None of that is the ordinary course of business in EU legislative processes. But rarely is a Commission proposal as flawed as this thing put forward by DG GROW.
The impact assessment does not address some questions that must be answered. It appears that the proposal took a different direction shortly before a first draft leaked in late March. FRAND determinations were not part of the original plan. The absence of evidence in that context is striking. For instance, DG GROW's impact assessment does not refer to any data (much less to any truly empirical study) when claiming that up to 70% of all SEP infringement litigation could potentially be obviated by performing a FRAND determination first. That number is just someone's opinion (and we don't even know whose). Theoretically, any change to the legal framework could even help parties avoid 100% of all litigation. But why 70% in this case? Why not 5%, 50%, or 95%? They have no facts, no numbers, just an agenda.
The impact assessment doesn't even take into consideration that the FRAND determination stage often doesn't have to be reached: many cases settle simply because an unwilling licensee gets sued and then takes a license. There are parties who hope for years that they're not going to be sued: someone else will. The EU proposal would result in FRAND determinations in many disputes in which they would never be needed.
Absence of evidence is not evidence of absence, but in this particular case there is evidence of the absence of serious evidence.
Throughout this process I will form my own opinions every step of the way. At this stage, I agree with IP Europe that--in other words--the Commission can do better than that, the EU deserves better than that, and the co-legislator institutions (Council and Parliament) should be provided with quality work so they can start to do their job.
IP Europe keeps updating a blog post that summarizes key third-party comments on the proposal for an EU SEP Regulation. Some of that was already mentioned on this blog, too, but I've found some new information, particularly what a Dutch ministry told its country's parliament. I also believe decision-makers should take note of a paper (PDF) by the European Association of Research and Technology Organizations.

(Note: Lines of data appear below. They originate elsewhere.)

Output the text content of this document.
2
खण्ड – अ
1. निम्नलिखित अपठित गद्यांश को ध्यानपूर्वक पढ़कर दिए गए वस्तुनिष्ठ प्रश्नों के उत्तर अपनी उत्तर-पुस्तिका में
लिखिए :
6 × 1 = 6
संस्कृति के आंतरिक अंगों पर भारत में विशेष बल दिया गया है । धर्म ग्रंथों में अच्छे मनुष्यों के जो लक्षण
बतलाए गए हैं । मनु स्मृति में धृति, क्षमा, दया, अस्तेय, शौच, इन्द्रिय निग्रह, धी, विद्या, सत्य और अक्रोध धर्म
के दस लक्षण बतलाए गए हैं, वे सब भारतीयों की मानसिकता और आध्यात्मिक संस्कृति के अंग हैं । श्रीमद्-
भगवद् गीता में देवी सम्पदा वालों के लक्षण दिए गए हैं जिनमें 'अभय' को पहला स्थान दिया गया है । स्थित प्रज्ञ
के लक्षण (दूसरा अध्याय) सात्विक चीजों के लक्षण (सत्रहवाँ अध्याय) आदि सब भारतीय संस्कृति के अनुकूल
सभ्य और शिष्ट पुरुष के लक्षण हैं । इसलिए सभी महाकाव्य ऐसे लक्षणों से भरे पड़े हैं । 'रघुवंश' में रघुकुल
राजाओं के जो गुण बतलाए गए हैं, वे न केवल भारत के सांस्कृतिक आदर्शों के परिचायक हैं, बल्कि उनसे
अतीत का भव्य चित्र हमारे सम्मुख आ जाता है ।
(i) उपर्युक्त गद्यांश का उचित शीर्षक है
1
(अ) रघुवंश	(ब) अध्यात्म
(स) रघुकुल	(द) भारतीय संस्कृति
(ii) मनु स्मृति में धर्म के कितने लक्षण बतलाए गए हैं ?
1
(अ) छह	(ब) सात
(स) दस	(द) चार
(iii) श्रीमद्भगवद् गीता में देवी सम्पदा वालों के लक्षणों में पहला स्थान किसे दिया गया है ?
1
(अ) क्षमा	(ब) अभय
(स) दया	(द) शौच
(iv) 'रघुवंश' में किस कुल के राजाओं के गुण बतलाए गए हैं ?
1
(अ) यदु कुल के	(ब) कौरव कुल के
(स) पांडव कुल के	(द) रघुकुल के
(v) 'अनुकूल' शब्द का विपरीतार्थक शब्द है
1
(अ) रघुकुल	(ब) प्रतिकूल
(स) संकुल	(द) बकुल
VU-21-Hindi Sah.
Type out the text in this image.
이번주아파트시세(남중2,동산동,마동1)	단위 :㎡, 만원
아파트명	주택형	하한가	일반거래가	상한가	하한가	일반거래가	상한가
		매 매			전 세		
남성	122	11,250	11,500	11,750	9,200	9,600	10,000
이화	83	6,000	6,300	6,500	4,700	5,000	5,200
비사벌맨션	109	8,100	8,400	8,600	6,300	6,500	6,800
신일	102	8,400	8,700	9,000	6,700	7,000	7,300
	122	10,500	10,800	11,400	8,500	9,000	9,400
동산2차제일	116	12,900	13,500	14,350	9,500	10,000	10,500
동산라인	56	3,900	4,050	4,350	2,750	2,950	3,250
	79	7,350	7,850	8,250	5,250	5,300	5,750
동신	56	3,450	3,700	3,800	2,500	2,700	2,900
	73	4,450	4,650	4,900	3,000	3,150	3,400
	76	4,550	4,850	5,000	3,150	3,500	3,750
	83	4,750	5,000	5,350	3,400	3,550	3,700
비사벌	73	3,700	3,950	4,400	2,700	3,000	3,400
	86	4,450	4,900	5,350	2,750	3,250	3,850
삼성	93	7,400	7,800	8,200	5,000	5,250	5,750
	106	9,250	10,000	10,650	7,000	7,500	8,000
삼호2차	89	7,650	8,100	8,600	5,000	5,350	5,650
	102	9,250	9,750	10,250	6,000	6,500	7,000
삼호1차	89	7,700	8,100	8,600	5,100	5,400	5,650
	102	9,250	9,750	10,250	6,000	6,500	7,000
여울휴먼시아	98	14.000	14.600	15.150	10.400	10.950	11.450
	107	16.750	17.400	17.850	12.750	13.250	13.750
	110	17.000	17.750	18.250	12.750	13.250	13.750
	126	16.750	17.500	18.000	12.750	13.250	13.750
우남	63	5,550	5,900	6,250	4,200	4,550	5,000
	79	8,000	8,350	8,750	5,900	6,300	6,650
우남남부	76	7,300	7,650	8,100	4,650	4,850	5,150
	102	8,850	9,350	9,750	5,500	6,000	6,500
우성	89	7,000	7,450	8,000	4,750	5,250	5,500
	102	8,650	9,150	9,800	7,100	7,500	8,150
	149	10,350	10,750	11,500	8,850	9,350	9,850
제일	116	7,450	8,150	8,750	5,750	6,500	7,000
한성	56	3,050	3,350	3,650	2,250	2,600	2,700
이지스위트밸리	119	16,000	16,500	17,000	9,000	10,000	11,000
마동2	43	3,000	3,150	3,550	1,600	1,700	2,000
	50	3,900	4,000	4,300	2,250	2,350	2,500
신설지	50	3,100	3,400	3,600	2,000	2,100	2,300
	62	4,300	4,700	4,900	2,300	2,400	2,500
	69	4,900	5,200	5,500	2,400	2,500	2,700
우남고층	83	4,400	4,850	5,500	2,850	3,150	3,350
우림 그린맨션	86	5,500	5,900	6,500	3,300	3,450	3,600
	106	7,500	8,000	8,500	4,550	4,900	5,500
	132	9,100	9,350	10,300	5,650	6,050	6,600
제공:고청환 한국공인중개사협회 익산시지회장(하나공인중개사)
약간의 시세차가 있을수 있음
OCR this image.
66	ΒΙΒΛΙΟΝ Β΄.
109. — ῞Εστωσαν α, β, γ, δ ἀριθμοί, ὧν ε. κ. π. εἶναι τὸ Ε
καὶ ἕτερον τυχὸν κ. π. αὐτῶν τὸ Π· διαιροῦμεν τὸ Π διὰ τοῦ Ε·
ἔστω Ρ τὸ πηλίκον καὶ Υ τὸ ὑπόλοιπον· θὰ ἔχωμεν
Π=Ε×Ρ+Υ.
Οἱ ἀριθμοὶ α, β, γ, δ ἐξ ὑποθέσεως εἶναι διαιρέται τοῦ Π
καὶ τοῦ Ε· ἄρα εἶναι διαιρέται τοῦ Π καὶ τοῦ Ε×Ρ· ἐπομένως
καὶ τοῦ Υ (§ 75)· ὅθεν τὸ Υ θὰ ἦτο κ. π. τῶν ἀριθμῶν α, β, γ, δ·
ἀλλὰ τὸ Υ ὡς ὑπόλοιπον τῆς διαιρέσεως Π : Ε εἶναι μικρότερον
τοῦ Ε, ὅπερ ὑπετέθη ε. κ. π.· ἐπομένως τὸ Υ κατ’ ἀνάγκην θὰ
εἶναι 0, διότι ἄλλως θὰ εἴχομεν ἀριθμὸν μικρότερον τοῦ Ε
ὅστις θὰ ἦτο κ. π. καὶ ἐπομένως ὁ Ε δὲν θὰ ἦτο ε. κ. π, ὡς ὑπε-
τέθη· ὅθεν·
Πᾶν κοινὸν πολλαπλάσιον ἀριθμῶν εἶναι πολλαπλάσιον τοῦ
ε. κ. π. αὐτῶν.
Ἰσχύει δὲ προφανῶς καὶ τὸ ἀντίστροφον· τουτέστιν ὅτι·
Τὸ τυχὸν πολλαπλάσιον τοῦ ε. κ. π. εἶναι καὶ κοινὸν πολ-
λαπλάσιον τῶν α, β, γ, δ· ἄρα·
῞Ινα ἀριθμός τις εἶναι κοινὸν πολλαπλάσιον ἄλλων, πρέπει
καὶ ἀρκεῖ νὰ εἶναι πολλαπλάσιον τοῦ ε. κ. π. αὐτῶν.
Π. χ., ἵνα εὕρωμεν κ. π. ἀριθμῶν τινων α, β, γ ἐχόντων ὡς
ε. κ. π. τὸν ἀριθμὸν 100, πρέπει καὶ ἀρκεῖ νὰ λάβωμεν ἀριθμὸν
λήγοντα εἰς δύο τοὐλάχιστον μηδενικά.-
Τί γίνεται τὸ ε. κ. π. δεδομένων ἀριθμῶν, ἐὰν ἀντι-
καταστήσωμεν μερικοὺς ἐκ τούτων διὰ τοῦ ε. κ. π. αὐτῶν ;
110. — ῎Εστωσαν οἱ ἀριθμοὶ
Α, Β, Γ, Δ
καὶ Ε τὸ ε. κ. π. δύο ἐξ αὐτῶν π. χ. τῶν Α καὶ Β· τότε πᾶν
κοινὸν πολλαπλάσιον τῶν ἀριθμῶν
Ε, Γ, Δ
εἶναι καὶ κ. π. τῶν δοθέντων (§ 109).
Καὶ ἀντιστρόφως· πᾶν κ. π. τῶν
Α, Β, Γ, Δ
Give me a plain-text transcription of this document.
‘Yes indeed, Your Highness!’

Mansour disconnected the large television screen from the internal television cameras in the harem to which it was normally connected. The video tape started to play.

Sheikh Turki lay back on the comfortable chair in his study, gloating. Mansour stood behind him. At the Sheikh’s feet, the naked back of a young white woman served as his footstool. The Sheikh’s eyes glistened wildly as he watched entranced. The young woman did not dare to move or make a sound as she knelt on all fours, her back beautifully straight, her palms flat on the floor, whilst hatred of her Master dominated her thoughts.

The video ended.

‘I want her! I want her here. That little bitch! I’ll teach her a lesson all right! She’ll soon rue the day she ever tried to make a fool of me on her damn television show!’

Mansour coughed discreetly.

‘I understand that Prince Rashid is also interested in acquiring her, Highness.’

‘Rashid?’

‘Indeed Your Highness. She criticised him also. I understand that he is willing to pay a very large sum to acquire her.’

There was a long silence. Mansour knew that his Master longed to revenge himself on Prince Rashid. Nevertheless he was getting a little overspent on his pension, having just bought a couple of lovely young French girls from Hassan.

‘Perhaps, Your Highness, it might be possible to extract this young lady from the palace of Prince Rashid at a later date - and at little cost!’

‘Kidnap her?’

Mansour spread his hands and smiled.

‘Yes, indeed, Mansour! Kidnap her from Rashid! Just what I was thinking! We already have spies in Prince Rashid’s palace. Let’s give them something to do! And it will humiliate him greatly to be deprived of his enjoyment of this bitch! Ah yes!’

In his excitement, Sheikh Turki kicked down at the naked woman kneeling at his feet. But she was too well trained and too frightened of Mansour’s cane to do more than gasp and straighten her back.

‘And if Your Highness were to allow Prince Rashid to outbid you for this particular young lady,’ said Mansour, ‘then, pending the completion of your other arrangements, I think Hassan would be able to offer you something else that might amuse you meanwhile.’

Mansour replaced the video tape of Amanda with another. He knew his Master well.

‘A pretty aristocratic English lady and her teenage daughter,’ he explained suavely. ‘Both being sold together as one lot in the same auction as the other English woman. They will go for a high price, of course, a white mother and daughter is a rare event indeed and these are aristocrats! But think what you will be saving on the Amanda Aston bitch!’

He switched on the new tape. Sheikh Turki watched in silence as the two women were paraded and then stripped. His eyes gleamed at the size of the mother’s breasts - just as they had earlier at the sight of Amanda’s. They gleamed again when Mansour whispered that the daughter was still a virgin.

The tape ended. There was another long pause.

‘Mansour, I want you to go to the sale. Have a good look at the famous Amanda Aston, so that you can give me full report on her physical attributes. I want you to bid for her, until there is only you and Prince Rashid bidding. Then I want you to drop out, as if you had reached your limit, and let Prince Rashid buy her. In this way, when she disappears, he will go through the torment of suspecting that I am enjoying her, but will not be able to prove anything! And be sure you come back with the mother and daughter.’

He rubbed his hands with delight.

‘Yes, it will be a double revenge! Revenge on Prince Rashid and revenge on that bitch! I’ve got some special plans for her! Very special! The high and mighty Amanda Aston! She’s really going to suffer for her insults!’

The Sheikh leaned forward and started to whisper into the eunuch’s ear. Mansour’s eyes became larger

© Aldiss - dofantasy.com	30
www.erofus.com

I'll discuss it in a dedicated blog post soon, but I also find the editorial quality of the proposal and the impact assessment shocking. The density of linguistic errors and typos contrasts starkly with every other official Commission document I've seen. Even at the height of the COVID pandemic, when time was of the essence, the policy proposals and statements that were cranked out by the Brussels machinery were more or less impeccable. The substantive issues with the proposal are obviously the more pressing reason for an overhaul, but it would also be in the Commission's institutional interest to withdraw an utter embarrassment for the institution as a whole (though only a small number of people are to be blamed).